Dans la commune de Saint-Benoît-du-Sault, au pied du coteau que couronnent les tourelles du château de Montgarnaud, se trouve une profonde ravine dont le lit et les bords sont encombrés de roches immenses aux formes tourmentées et fantastiques et entre lesquelles bondissent les bruyantes cascades du Portefeuille. On assure qu’en ce lieu pittoresque il existe toute une peuplade de fées et que leurs voix, étrangement accentuées, se mêlent, pendant les nuits d’orage, aux voix mugissantes du torrent. Leur principale demeure, que l’on appelle l’Aire aux Martes, est un vrai palais de cristal, puisqu’elle est située sous les brillants arceaux de la cascade.

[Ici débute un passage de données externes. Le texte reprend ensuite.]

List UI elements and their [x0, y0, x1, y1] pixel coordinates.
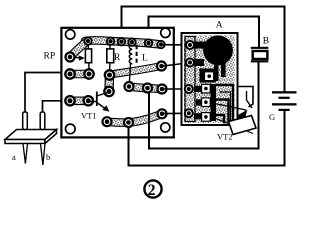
- crystal B bottom plate: [251, 60, 268, 62]
- battery G plate long 2: [272, 103, 297, 105]
- pad (70,57): [66, 53, 75, 62]
- wire B loop vertical over PCB redrawn: [148, 89, 150, 139]
- nested trace L2: [216, 100, 229, 124]
- trace vertical blob under R: [104, 75, 114, 92]
- wire bottom rail stub over pad: [128, 122, 130, 138]
- VT2 arrowhead: [237, 110, 248, 123]
- strip pad 4: [185, 109, 193, 117]
- plug needle a: [23, 144, 28, 164]
- pad (162,113.8): [158, 109, 167, 118]
- trace diagonal RP top: [70, 41, 88, 57]
- pad (109,91.5): [104, 87, 113, 96]
- resistor RP body: [85, 49, 91, 63]
- strip pad 2: [186, 59, 194, 67]
- VT2 emitter diagonal: [212, 117, 253, 134]
- trace top band: [85, 40, 161, 44]
- nested trace L1: [216, 85, 233, 124]
- trace mid band to right edge: [110, 66, 162, 75]
- nested trace L4: [220, 92, 231, 124]
- resistor RP leads: [87, 43, 89, 49]
- wire plug pin b to PCB: [43, 101, 67, 112]
- pad (161,44.5): [157, 41, 164, 48]
- pad (107,121.7): [103, 117, 112, 126]
- plug plate top face: [5, 130, 57, 140]
- pad (148.5,43): [145, 39, 152, 46]
- figure number 2 circled: [144, 180, 161, 198]
- wire PCB to box A pin1: [163, 44, 187, 46]
- svg-text:B: B: [263, 36, 269, 46]
- resistor R body: [107, 49, 114, 63]
- mic leads below: [214, 62, 219, 81]
- VT2 lead kink: [247, 91, 253, 108]
- VT2 lead diagonal from pad: [212, 103, 246, 110]
- mic square pad: [205, 72, 214, 81]
- box A copper background: [184, 36, 235, 124]
- pad (88,41): [84, 37, 91, 44]
- wire battery plus net: pad to top rail to battery: [122, 7, 285, 92]
- trace mid-low row: [129, 87, 162, 90]
- pad (70,100.8): [65, 96, 74, 105]
- box A trace pad2 right: [193, 59, 204, 66]
- pad (147.5,88): [143, 84, 152, 93]
- pad (128.5,122.5): [124, 118, 133, 127]
- trace pair a: [70, 70, 89, 79]
- resistor R leads: [109, 43, 112, 49]
- svg-text:G: G: [269, 112, 275, 122]
- wire PCB to box A pin4: [164, 112, 186, 114]
- plug pin b upper: [40, 112, 45, 130]
- pad (109,41.3): [107, 38, 114, 45]
- box A top trace: [193, 42, 206, 49]
- middle square pad 1: [202, 84, 211, 93]
- pad (70,74): [65, 69, 74, 78]
- nested trace L3: [216, 115, 224, 124]
- plug plate front face: [5, 140, 45, 144]
- hole bottom-right: [161, 123, 170, 132]
- crystal B body: [253, 51, 268, 59]
- plug plate right face: [45, 130, 57, 144]
- svg-text:b: b: [46, 152, 50, 162]
- wire battery minus bottom rail: [129, 111, 285, 166]
- svg-text:RP: RP: [44, 52, 56, 62]
- wire B top net: pad to B crystal: [149, 17, 260, 48]
- pad (161.5,66): [157, 62, 166, 71]
- svg-text:VT2: VT2: [217, 132, 233, 142]
- hole top-right: [161, 28, 170, 37]
- pad (109.5,75): [105, 70, 114, 79]
- RP wiper arrow: [72, 56, 81, 59]
- hole top-left: [66, 30, 75, 39]
- pad (129,86.5): [125, 82, 134, 91]
- battery G plate long 1: [272, 91, 297, 93]
- VT2 hook wire: [238, 87, 253, 108]
- middle square pad 2: [202, 98, 211, 107]
- strip pad 3: [185, 85, 193, 93]
- pad (162,89): [158, 85, 167, 94]
- middle trace column: [211, 84, 217, 121]
- svg-text:A: A: [216, 20, 223, 30]
- pad (88.3,100.8): [84, 96, 93, 105]
- inductor L core dashes: [136, 45, 138, 64]
- svg-text:a: a: [12, 152, 16, 162]
- trace bottom row: [107, 114, 162, 123]
- inductor L coil: [129, 45, 132, 64]
- pad (131.5,42): [128, 39, 135, 46]
- crystal B top plate: [251, 47, 268, 49]
- strip pad 1: [186, 41, 194, 49]
- svg-text:L: L: [142, 54, 148, 64]
- inductor L leads: [131, 42, 133, 45]
- battery G plate short 1: [279, 97, 290, 99]
- plug pin a upper: [23, 112, 28, 130]
- plug needle b: [41, 144, 46, 166]
- battery G plate short 2: [279, 109, 290, 111]
- pad (120,41.6): [118, 38, 125, 45]
- pad (89,74): [84, 69, 93, 78]
- svg-text:R: R: [114, 53, 121, 63]
- electret microphone: [203, 35, 233, 65]
- wire PCB to box A pin2: [164, 63, 188, 66]
- box A copper strip: [185, 37, 195, 122]
- box A: [182, 33, 238, 125]
- hole bottom-left: [66, 124, 76, 134]
- PCB board: [61, 28, 173, 138]
- VT2 body parallelogram: [229, 116, 257, 135]
- middle square pad 3: [202, 113, 211, 122]
- wire B bottom return loop to PCB pad: [149, 62, 259, 149]
- wire PCB to box A pin3: [164, 88, 186, 90]
- svg-text:VT1: VT1: [81, 111, 97, 121]
- trace pair b: [70, 97, 88, 106]
- svg-text:2: 2: [148, 182, 156, 199]
- wire plug pin a to PCB: [25, 73, 66, 113]
- mic pad block: [200, 69, 216, 83]
- transistor VT1: [89, 92, 110, 112]
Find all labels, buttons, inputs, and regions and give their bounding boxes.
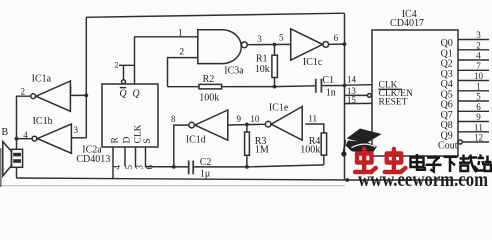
svg-text:3: 3 <box>476 30 481 40</box>
pin 1 Q5 <box>458 81 489 91</box>
resistor R1 <box>255 45 278 87</box>
wire IC1a input <box>70 94 86 96</box>
inverter IC1e <box>265 102 302 140</box>
capacitor C1 <box>316 75 336 99</box>
wire C1 to CLK node <box>322 85 344 87</box>
svg-text:2: 2 <box>179 48 184 58</box>
svg-text:Q: Q <box>119 89 127 100</box>
pin 4 Q2 <box>458 51 489 61</box>
svg-text:R1: R1 <box>256 54 268 65</box>
svg-text:5: 5 <box>124 165 134 170</box>
node R3 top junction <box>245 123 249 127</box>
wire IC1a output <box>17 96 31 149</box>
svg-text:10: 10 <box>250 114 260 124</box>
svg-text:4: 4 <box>23 130 28 140</box>
svg-text:4: 4 <box>112 165 122 170</box>
wire pin 14 <box>345 84 373 87</box>
resistor R3 <box>245 124 269 166</box>
wire pin 13 <box>345 94 368 96</box>
svg-text:1n: 1n <box>326 88 336 99</box>
svg-text:Q: Q <box>132 89 140 100</box>
svg-text:R2: R2 <box>203 74 215 85</box>
svg-text:2: 2 <box>476 40 481 50</box>
svg-text:100k: 100k <box>199 92 219 103</box>
svg-text:1: 1 <box>178 29 183 39</box>
wire to C1 <box>275 85 316 88</box>
svg-text:6: 6 <box>476 102 481 112</box>
svg-text:IC1e: IC1e <box>269 102 289 113</box>
pin 3 Q0 <box>458 30 489 40</box>
svg-text:S: S <box>143 138 153 143</box>
wire speaker to rail <box>16 167 18 178</box>
svg-text:CLK: CLK <box>133 124 143 143</box>
inverter IC1c <box>291 29 329 68</box>
svg-text:5: 5 <box>279 32 284 42</box>
pin 6 IC2a <box>144 147 188 170</box>
node IC1a input junction <box>84 94 88 98</box>
svg-text:6: 6 <box>334 33 339 43</box>
wire IC1b input <box>71 137 86 139</box>
capacitor C2 <box>189 157 212 179</box>
pin 3 IC2a <box>134 147 144 170</box>
node R3 bottom junction <box>245 165 249 169</box>
svg-text:B: B <box>1 127 8 138</box>
inverter IC1a <box>31 74 71 112</box>
svg-text:14: 14 <box>347 74 357 84</box>
svg-text:6: 6 <box>144 165 154 170</box>
svg-text:R: R <box>111 137 121 144</box>
wire bottom rail <box>17 178 469 180</box>
speaker B <box>1 127 22 176</box>
pin 5 Q6 <box>458 92 489 102</box>
svg-text:9: 9 <box>476 112 481 122</box>
svg-text:12: 12 <box>474 133 483 143</box>
svg-text:15: 15 <box>347 95 357 105</box>
node CLK junction <box>343 84 347 88</box>
svg-text:5: 5 <box>476 92 481 102</box>
svg-text:1: 1 <box>476 81 481 91</box>
watermark logo <box>0 129 492 192</box>
pin 9 Q8 <box>458 112 489 122</box>
flip-flop IC2a CD4013 <box>76 84 158 165</box>
node R2 R1 junction <box>273 85 277 89</box>
svg-text:2: 2 <box>115 61 119 70</box>
svg-text:8: 8 <box>171 114 176 124</box>
svg-text:9: 9 <box>237 114 242 124</box>
svg-text:3: 3 <box>257 34 262 44</box>
wire IC1e output <box>305 124 324 133</box>
wire right vertical net <box>344 13 346 180</box>
node speaker drive junction <box>15 137 19 141</box>
svg-text:D: D <box>122 137 132 144</box>
inverter IC1b <box>32 116 71 153</box>
svg-text:CD4017: CD4017 <box>390 18 424 29</box>
wire pin 15 <box>345 102 373 104</box>
node rail junction <box>345 178 349 182</box>
svg-text:1M: 1M <box>255 144 269 155</box>
svg-text:10: 10 <box>474 71 484 81</box>
svg-text:10k: 10k <box>255 64 270 75</box>
node C2 junction <box>172 165 176 169</box>
wire NAND input 1 from IC2a Q <box>135 37 198 84</box>
pin 5 IC2a <box>124 147 134 170</box>
wire IC1d input <box>228 123 265 126</box>
svg-text:Cout: Cout <box>438 140 458 151</box>
wire IC1c output <box>329 43 345 45</box>
pin 2 Qbar stub IC2a <box>115 61 135 84</box>
svg-text:3: 3 <box>73 125 78 135</box>
nand gate IC3a <box>198 30 248 77</box>
svg-text:C1: C1 <box>322 75 334 86</box>
svg-text:1μ: 1μ <box>200 168 210 179</box>
node IC1c output junction <box>343 42 347 46</box>
counter IC4 CD4017 <box>372 9 458 156</box>
svg-text:IC3a: IC3a <box>224 66 244 77</box>
svg-text:RESET: RESET <box>379 97 408 107</box>
svg-text:3: 3 <box>134 165 144 170</box>
svg-text:2: 2 <box>20 87 25 97</box>
wire IC1b output <box>17 138 33 140</box>
svg-text:IC1b: IC1b <box>33 116 53 127</box>
wire IC1d output down <box>174 125 189 167</box>
resistor R4 <box>300 133 326 165</box>
wire IC3a output to IC1c <box>247 43 290 45</box>
svg-text:IC1a: IC1a <box>32 74 52 85</box>
svg-text:7: 7 <box>476 61 481 71</box>
pin 12 Cout <box>458 133 489 145</box>
pin 11 Q9 <box>458 122 489 132</box>
svg-text:IC1c: IC1c <box>303 57 323 68</box>
pin 6 Q7 <box>458 102 489 112</box>
svg-text:www.eeworm.com: www.eeworm.com <box>358 169 488 187</box>
svg-text:CD4013: CD4013 <box>76 154 110 165</box>
svg-text:11: 11 <box>308 113 317 123</box>
node R1 top junction <box>273 43 277 47</box>
wire left vertical node net <box>85 17 87 138</box>
svg-text:11: 11 <box>474 122 483 132</box>
pin 10 Q4 <box>458 71 489 81</box>
resistor R2 <box>168 74 275 103</box>
wire top feedback <box>86 13 345 17</box>
inverter IC1d <box>186 110 228 145</box>
svg-text:4: 4 <box>476 51 481 61</box>
pin 7 Q3 <box>458 61 489 71</box>
svg-text:100k: 100k <box>300 144 320 155</box>
wire C2 to R3 R4 <box>194 165 324 167</box>
pin 2 Q1 <box>458 40 489 50</box>
svg-text:IC1d: IC1d <box>186 134 206 145</box>
pin 4 IC2a <box>112 147 122 178</box>
wire NAND input 2 <box>168 58 198 87</box>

Les Martes de Montgarnaud ont une tenue et des habitudes tout à fait excentriques. Au dire des gens de l’endroit, ce sont, en général, de grandes femmes maigres, tannées et débraillées comme des bohèmes. Leurs longs cheveux, noirs et roides, tombent d’un seul jet jusque sur leurs talons ; leurs mamelles, presque aussi longues, leur battent les genoux. C’est en cet état, et perchées sur quelque monticule, sur la table d’un dolmen ou sur la crête d’un peulvan, qu’elles apparaissent parfois au laboureur qui travaille dans la plaine, au berger qui paît ses brebis au penchant des coteaux. Si ces braves gens ne répondent point aux appels effrontés qu’elles leur adressent, elles rejettent aussitôt leurs mamelles par-dessus leurs épaules, et, s’élançant à leur poursuite, les forcent d’abandonner et charrue et troupeau.
Laisnel de la Salle, Souvenirs du vieux temps, Le Berry, croyances et coutumes, 1900-1902.